Since I always take the time to visit the Cathedral when I’m in Barcelona, I’ll be sure to seek out these objects, and have a closer peep at them. When considering new information on their origins, art objects naturally take on a different appearance, since whenever you learn more art history it’s impossible to see something the same way you did before you had additional information. And who knows: perhaps while looking about, I’ll even stumble across something previously unidentified, myself!

And now on to some of this week’s art news.

Tóibín’s Take

Irish novelist and commentator Colm Tóibín, a fellow admirer of all things Barcelona, recently shared his thoughts on the Tintoretto exhibition now at the National Gallery of Art here in DC. (You may recall those of a more insignificant scribbler were also published recently.) Although he forgets to mention the fact that there is a cat in the picture – a fact which is both fun and highly symbolic – Tóibín’s analysis of the “Last Supper” (1563-64) in the National Gallery show is quite on point:

This has all the aura of a secular scene, with nothing holy or graceful about it. While there is a vague halo around Christ’s head and he is clearly the leader, the one being listened to, it seems most unlikely that, with this motley crew for company, he could be about to redeem the world. The clothes of his followers are poor, as is the table itself, with half-eaten food on display.
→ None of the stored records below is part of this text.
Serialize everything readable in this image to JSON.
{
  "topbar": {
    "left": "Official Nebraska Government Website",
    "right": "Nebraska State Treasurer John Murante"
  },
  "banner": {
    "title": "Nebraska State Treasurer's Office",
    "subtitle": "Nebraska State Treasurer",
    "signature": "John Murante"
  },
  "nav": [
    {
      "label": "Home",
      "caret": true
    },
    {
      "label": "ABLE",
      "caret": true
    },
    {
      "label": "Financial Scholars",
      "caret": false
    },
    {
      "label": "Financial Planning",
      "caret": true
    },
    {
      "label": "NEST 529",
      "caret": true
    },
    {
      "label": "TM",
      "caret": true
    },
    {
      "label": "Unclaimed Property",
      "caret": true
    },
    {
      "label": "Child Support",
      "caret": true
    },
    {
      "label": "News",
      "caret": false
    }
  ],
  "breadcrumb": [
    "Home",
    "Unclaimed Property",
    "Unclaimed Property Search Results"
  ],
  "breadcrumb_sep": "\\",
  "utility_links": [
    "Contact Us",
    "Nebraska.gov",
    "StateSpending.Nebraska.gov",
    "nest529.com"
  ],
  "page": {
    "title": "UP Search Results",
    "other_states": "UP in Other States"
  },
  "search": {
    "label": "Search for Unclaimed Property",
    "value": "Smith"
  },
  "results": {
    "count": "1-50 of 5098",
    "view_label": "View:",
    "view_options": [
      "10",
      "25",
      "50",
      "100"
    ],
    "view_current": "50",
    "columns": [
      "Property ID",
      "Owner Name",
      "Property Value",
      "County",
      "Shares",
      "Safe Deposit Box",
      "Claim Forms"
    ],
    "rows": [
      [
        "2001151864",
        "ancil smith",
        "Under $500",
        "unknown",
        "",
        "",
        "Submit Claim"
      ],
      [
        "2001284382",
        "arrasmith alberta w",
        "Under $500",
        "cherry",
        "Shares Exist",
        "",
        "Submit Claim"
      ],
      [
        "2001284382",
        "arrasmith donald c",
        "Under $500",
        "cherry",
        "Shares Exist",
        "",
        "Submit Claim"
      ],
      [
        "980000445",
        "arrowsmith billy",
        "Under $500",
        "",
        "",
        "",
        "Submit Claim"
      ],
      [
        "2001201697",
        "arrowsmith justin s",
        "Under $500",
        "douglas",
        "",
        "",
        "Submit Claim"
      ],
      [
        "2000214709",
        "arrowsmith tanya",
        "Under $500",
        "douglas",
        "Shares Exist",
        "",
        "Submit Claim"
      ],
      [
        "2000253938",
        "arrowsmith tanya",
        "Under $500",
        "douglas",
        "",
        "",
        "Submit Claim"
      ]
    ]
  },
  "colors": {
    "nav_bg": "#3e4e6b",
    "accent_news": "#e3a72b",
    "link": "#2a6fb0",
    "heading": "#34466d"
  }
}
Jacopo Tintoretto: <i>The Last Supper<i>, 87 x 162 5/8 inches, circa 1563–1564

Likely Leonardo

The Year of Leonardo continues to surprise the art world with almost weekly discoveries, theories, and material for cocktail party debate. The latest example of this, a Renaissance sketch of a middle-aged, bearded man in the Royal Collection at Windsor Castle, is now claimed by some art experts to represent Leonardo Da Vinci himself. The drawing is not a new discovery, but the attribution of Leonardo as being the subject, drawn from life by one of his shop assistants, is. Well…sort of: back in the 1930’s, historian Kenneth Clark wondered whether it might be a portrait of Da Vinci. Personally, I’m not in a position to say whether it is or isn’t Leonardo, but to me the sketch could just as well be anyone – or no one, other than an invention of the artist’s imagination. Visitors will have the chance to decide for themselves when “Leonardo da Vinci: A Life in Drawing” opens at the Queen’s Gallery in Buckingham Palace on May 24th.


Faramir, Framed

Australian actor David Wenham is probably best known to my fellow nerds from his star turns as Lord Faramir in “Lord of the Rings” or as Dilios, the narrator and right-hand-man of King Leonidas in the “300” films. Perhaps it’s appropriate, then, that the portrait of Mr. Wenham by Australian artist Tessa MacKay, titled “Through the Looking Glass” (2019), recently won the Art Gallery of New South Wales’ 2019 “Packing Room Prize”: arguably the ultimate in fanboy art awards. As they open crates arriving at Sydney’s most prestigious art museum for the annual Archibald Prizes show, the museum’s packing room staff note which ones they like the most, and then vote on a winner. While the Packing Room Prize winner has never won an Archibald Prize, either simultaneously or subsequently, in this case one can see why the staff liked this picture. Not only is it an image of a familiar, popular figure, but Ms. MacKay’s technique is a visual blend of both technical skill and enjoyable references to American Realists and Photorealists, such as Edward Hopper, Andrew Wyeth, and Richard Estes.